9. Host an Environmental Conference
An Earth Keeper Conference is one of the optional activities in TechnoEnvironment. This learning experience has students become experts. Using a “TED Talk” format they give a brief presentation about their topic. This is a great way to celebrate learning. Moreover, it is a meaningful way to raise awareness.
Just in case you need ideas for your hosting your own conference, TechnoEnvironment has lots! There are suggestions for promoting the event. For example, activities explain how to use Publisher templates to design an invitation, banner, and event calendar. This is a fun way to advertise the conference and invite attendees.
As well, there are ideas for making the event extra special. Whether it is tips for inviting a guest speaker or holding a litter-less lunch, the conference is sure to be a unique opportunity for all participants. Do it if time permits!
10. Creativity and Microsoft Publisher
The final reason to teach an curriculum unit about the environment is that is a fun way to spark creativity. Instead of writing a report students can express their ideas in a visual format. The activities in TechnoEnvironment use Microsoft Publisher. This software has many design features that allow students to produce work that looks professional:
- Templates: Publisher has many blank templates.
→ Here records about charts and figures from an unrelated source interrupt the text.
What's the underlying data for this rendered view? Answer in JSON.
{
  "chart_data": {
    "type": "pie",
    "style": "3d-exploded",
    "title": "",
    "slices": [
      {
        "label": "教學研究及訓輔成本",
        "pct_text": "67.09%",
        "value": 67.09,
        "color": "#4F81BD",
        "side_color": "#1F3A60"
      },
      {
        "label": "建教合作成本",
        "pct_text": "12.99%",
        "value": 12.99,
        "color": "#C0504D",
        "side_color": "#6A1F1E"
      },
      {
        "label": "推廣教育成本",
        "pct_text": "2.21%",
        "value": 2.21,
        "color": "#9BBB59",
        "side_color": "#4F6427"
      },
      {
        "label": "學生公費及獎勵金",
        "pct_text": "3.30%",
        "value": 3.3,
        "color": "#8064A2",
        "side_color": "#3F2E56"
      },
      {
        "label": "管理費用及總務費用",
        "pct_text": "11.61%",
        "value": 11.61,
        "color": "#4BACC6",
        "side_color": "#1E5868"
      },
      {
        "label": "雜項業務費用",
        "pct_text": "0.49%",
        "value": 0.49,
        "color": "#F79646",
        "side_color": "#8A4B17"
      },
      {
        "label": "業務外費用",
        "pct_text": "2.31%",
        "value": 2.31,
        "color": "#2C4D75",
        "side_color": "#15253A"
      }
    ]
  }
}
These can act as a start point for creativity. The lessons explain how to use these tools to produce postcards, posters, banners, and more!
- Building Block Tools: Publisher has features that are not part of other Office apps such as Word. This makes it interesting to use because there are new things for students to discover. Building Blocks are one example. They are a set of four tools including page parts, calendars, borders and accents, and advertisements. Each of these tools provides a gallery of design choices.
- Design Schemes: Publisher allows users to select a color and font scheme. This sets the palette, which produces a consistent design. It also limits the typeface of text elements. This helps to create a polished document.
- Word Art Options: Word Art is available in almost all Office apps. However, it is important to note that Publisher has extra styling tools. As well, many of the features are easier to find. This provides students with a new avenue of creativity. They can switch text orientation, adjust spacing, and bend letters into unique shapes.